La Cour suprême Canada, renversant en partie le jugement de la Cour d’Appel de Colombie-Britannique, a maintenu la condamnation du directeur de la succursale de RBC a plus de 1 million et demi de dollars de dommages pour avoir manqué à son devoir d’agir de bonne foi envers son employeur « ce contrat lui demandait implicitement de retenir les employés de RBC qu’il supervisait » (le jugement au paragraphe 13).

  • Par ailleurs, au paragraphe 19, la Cour s’exprime ainsi : « Pour les besoins de la présente affaire, le paragraphe qui précède résume bien l’état actuel du droit. Le contrat d’emploi prend fin lorsque l’employeur ou l’employé met fin au lien d’emploi, bien que des obligations résiduelles puissent subsister. Un employé qui met fin à son emploi peut être tenu à des dommages-intérêts s’il n’a pas donné un préavis raisonnable et s’il n’a pas respecté certaines obligations résiduelles. Sous réserve de ces obligations, l’employé est libre de faire concurrence à son ancien employeur ».

L’employé peut concurrencer son ex-employeur même dans la période de préavis mais il doit donner un préavis. Dans ce cas précis, si RBC avait eu droit à un préavis raisonnable, elle aurait pu prendre des mesures pour conserver sa clientèle.

Les employés et le directeur ont aussi été condamnés à des dommages punitifs de même que Merril Lynch qui a été condamné à payer (225 000 $) de dommages pour concurrence déloyale.

Bien que cette affaire relève de la « common law », notre droit civil au Québec comporte évidemment des dispositions de même nature.

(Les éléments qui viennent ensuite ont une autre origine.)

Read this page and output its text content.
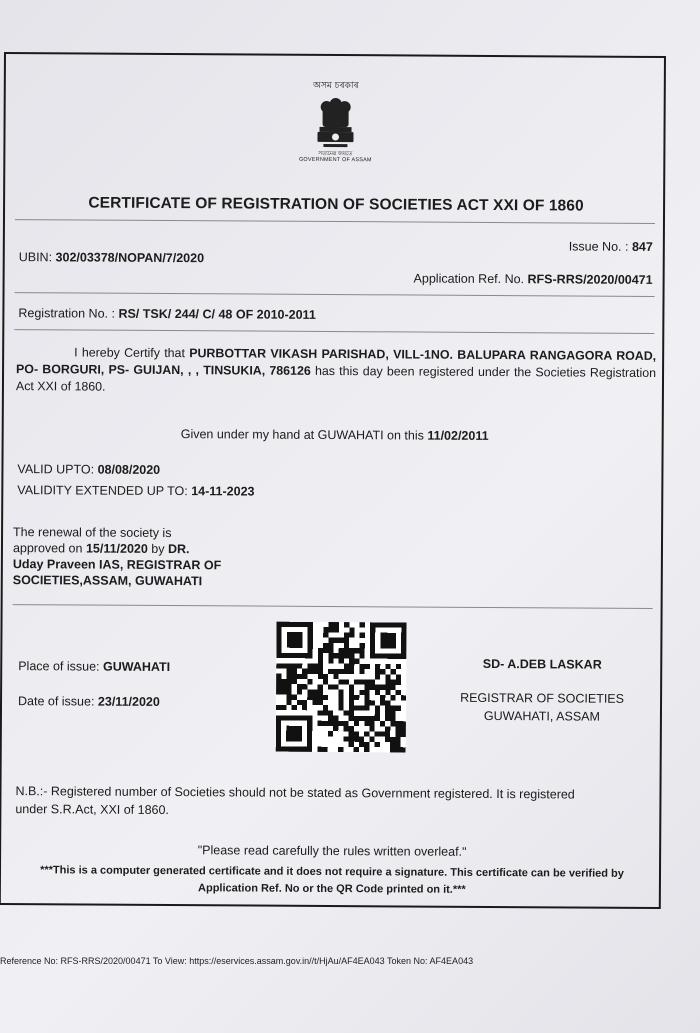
অসম চৰকাৰ
সত্যমেৱ জয়তে
GOVERNMENT OF ASSAM
CERTIFICATE OF REGISTRATION OF SOCIETIES ACT XXI OF 1860
Issue No. : 847
UBIN: 302/03378/NOPAN/7/2020
Application Ref. No. RFS-RRS/2020/00471
Registration No. : RS/ TSK/ 244/ C/ 48 OF 2010-2011
I hereby Certify that PURBOTTAR VIKASH PARISHAD, VILL-1NO. BALUPARA RANGAGORA ROAD, PO- BORGURI, PS- GUIJAN, , , TINSUKIA, 786126 has this day been registered under the Societies Registration Act XXI of 1860.
Given under my hand at GUWAHATI on this 11/02/2011
VALID UPTO: 08/08/2020
VALIDITY EXTENDED UP TO: 14-11-2023
The renewal of the society is
approved on 15/11/2020 by DR.
Uday Praveen IAS, REGISTRAR OF
SOCIETIES,ASSAM, GUWAHATI
Place of issue: GUWAHATI
Date of issue: 23/11/2020
SD- A.DEB LASKAR
REGISTRAR OF SOCIETIES
GUWAHATI, ASSAM
N.B.:- Registered number of Societies should not be stated as Government registered. It is registered
under S.R.Act, XXI of 1860.
"Please read carefully the rules written overleaf."
***This is a computer generated certificate and it does not require a signature. This certificate can be verified by
Application Ref. No or the QR Code printed on it.***
Reference No: RFS-RRS/2020/00471 To View: https://eservices.assam.gov.in//t/HjAu/AF4EA043 Token No: AF4EA043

Ainsi, les artices 2088 et 2089 du Code civil du Québec stipulent :

  • 2088. Le salarié, outre qu’il est tenu d’exécuter son travail avec prudence et diligence, doit agir avec loyauté et ne pas faire usage de l’information à caractère confidentiel qu’il obtient dans l’exécution ou à l’occasion de son travail.
  • Ces obligations survivent pendant un délai raisonnable après cessation du contrat, et survivent en tout temps lorsque l’information réfère à la réputation et à la vie privée d’autrui.
  • 2089. Les parties peuvent, par écrit et en termes exprès, stipuler que, même après la fin du contrat, le salarié ne pourra faire concurrence à l’employeur ni participer à quelque titre que ce soit à une entreprise qui lui ferait concurrence.
  • Toutefois, cette stipulation doit être limitée, quant au temps, au lieu et au genre de travail, à ce qui est nécessaire pour protéger les intérêts légitimes de l’employeur.
  • Il incombe à l’employeur de prouver que cette stipulation est valide.
  • Il est intéressant de noter que dans ce jugement on souligne le fait que par contrat il eut été possible d’empêcher les employés de concurrencer l’employeur après la fin de l’emploi mais que RBC avait choisi de ne pas le faire parce qu’une exigence de la sorte pouvait lui nuire dans ses efforts de recrutement.

En guise de conclusion, posons qu’il est prudent d’avoir un contrat écrit avec certains employés établissant des limitations au droit de l’employé de quitter et de faire concurrence à l’employeur.